Vaccines might have been the ideal solution to infectious diseases in the past, but perhaps more efficient methods have yet to be discovered?Governmental and medical agencies must innovate to correct the rising distrust or infectious diseases will thrive again.
The system has made mistakes in the past. Think of barbaric practices such as bloodletting or heroin as cough syrup and lobotomies for hyperactive children. The fallible entity that approved of these treatments is still calling the shots today.
The medical community refused to acknowledge Edward Jenner's findings until three decades after his death. Are there potential answers buried under a stubborn paternalism that has haunted medicine since the days of Hippocrates of Ancient Greece?
There also could be other factors fuelling the return of these old foes. Are there such things as vaccine-resistant viruses which have evolved against our now potentially obsolete defenses? You see this adaptation occur with bacteria against antibiotics. Viruses are mysterious forces of nature and human knowledge on the matter remains in its infancy. Are experts missing something crucial to eradicating infectious diseases entirely?
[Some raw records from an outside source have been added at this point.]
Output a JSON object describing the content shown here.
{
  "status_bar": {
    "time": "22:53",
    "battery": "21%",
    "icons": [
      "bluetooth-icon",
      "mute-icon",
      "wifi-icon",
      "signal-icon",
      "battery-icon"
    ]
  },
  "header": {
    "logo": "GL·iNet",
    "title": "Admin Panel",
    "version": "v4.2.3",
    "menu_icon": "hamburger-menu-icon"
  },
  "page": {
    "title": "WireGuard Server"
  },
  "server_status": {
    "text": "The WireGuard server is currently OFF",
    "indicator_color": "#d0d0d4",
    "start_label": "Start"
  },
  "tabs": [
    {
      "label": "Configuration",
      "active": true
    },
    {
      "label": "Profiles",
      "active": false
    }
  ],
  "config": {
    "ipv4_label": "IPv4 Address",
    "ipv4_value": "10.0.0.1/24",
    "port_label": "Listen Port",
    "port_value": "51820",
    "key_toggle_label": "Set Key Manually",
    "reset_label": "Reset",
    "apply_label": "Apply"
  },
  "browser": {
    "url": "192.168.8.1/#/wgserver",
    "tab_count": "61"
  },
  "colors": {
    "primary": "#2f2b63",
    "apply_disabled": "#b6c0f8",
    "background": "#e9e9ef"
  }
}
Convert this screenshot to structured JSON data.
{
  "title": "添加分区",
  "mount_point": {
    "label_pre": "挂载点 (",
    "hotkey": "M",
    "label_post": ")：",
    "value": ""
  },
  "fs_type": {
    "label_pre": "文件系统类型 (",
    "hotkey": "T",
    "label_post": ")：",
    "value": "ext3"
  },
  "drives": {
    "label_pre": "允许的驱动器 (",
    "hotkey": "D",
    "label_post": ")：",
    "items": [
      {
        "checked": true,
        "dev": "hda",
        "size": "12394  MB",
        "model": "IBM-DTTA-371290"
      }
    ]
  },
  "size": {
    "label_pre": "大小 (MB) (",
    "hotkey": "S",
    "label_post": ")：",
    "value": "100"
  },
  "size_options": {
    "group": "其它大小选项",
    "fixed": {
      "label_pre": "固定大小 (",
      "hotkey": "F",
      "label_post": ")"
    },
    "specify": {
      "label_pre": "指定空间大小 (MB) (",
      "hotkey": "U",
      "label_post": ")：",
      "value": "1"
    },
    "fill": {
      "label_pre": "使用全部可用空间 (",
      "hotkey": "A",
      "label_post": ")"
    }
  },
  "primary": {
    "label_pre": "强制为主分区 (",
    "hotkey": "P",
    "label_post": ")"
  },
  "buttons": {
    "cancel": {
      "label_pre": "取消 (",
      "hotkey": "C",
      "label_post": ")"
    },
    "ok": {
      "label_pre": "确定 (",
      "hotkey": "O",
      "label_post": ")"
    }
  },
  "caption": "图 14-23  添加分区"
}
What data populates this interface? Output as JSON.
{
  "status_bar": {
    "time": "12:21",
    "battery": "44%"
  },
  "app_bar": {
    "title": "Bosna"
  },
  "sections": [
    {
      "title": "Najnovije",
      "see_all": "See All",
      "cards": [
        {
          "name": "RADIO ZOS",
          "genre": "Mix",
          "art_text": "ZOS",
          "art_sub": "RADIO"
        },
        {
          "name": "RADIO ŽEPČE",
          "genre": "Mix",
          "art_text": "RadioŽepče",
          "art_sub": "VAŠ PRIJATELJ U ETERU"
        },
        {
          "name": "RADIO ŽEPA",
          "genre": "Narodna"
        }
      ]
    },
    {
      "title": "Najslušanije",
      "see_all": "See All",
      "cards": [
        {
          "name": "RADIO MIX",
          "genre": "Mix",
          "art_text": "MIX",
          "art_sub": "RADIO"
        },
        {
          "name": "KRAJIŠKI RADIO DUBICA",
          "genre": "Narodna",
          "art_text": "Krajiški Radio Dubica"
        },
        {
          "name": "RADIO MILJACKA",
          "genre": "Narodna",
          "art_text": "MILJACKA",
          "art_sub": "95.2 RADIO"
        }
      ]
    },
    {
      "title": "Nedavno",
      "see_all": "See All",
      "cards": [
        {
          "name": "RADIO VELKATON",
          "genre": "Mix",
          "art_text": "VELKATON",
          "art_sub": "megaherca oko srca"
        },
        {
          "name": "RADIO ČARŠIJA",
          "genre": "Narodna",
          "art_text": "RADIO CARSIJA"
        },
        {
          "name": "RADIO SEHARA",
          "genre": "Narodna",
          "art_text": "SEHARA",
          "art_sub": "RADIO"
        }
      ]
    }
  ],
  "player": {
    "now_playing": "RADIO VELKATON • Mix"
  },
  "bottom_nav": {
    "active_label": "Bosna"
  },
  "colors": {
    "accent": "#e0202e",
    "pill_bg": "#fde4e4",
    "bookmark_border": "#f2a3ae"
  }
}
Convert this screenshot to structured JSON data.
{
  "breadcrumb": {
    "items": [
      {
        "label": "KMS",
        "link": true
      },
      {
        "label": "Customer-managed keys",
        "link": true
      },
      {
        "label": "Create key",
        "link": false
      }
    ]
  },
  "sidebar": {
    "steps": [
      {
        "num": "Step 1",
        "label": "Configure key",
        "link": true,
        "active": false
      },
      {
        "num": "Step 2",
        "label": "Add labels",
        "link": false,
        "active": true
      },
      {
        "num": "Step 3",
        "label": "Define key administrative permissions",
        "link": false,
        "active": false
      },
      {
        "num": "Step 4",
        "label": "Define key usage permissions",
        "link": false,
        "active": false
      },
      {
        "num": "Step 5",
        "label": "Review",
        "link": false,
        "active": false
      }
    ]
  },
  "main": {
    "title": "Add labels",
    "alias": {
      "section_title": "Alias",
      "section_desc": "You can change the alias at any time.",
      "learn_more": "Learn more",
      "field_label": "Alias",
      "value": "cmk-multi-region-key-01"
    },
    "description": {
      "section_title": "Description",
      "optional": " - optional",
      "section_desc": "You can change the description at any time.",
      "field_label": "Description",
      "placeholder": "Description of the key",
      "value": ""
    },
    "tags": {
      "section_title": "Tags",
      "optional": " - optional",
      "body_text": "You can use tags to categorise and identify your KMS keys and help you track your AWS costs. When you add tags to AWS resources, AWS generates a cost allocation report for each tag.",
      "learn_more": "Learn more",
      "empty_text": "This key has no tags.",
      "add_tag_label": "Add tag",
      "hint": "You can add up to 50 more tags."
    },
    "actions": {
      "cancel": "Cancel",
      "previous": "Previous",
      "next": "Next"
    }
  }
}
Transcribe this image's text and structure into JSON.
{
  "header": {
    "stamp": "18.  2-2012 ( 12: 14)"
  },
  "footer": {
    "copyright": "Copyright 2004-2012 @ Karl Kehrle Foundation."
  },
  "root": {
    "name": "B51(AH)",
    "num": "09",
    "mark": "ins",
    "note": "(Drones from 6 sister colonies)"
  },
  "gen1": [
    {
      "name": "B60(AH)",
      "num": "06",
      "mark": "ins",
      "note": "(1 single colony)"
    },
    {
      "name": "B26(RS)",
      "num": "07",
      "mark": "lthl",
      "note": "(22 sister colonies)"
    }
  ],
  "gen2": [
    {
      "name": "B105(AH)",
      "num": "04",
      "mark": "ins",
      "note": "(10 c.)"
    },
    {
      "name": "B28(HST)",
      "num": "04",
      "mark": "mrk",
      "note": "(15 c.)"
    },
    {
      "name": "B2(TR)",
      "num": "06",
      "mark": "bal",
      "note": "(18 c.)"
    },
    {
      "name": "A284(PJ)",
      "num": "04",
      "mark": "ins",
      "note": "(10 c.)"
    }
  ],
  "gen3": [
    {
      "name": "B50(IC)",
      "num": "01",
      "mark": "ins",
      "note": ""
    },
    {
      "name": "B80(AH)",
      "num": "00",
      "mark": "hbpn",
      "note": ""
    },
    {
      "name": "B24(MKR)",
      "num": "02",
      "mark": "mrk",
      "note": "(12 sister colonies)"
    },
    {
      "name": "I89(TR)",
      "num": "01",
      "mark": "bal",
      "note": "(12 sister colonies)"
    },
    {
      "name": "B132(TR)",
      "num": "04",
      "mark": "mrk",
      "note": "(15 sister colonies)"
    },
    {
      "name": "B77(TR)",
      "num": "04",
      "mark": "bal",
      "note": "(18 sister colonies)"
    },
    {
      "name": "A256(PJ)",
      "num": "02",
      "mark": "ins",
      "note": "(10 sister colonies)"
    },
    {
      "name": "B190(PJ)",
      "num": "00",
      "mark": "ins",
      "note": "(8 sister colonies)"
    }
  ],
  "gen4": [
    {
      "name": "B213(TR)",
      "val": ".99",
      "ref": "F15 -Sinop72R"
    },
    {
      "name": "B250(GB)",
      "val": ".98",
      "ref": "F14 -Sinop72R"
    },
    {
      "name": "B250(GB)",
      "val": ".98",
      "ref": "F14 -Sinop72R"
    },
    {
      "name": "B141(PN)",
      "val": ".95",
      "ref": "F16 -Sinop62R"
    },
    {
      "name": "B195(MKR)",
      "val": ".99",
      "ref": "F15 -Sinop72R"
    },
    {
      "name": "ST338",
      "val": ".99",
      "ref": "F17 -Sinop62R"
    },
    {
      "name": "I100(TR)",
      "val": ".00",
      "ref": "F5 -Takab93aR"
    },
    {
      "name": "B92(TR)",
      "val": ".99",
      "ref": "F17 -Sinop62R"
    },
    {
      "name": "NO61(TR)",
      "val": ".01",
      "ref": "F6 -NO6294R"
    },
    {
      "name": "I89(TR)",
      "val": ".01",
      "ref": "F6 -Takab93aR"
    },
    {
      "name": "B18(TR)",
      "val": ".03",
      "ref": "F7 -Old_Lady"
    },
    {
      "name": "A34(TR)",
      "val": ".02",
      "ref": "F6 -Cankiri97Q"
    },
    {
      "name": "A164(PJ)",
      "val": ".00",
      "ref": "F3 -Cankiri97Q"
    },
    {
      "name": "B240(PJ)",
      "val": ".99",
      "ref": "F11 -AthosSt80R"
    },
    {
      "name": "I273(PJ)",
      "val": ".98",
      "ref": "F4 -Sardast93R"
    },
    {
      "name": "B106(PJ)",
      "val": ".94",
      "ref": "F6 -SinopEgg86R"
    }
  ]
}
The future is hazy for the species. Perhaps the crisis has already passed a tipping point of no return, and current institutions in power will collapse as did the Romans or the British imperial empire and French monarchy of the 18th century. A new and improved system will rise out of the chaos, and anybody who failed to prepare will find themselves out of authority. Revolutions are historically inevitable. These current trends could foreshadow a bitter divorce between state and health care, along with radical social changes in the decades to come.
Edward Jenner had the courage to challenge the norm and provide a groundbreaking solution which ended up saving countless lives. He paid attention to anecdotal evidence and was not afraid of experimentation to verify his theory.
Consistent problems call for revised solutions. New strength lies in the pocket sized devices connected to the wealth of human knowledge that unites minds and displays data like never before in history. Everyone can keep fighting over opposing beliefs or work as a team to find better answers that will benefit all; the choice is ours.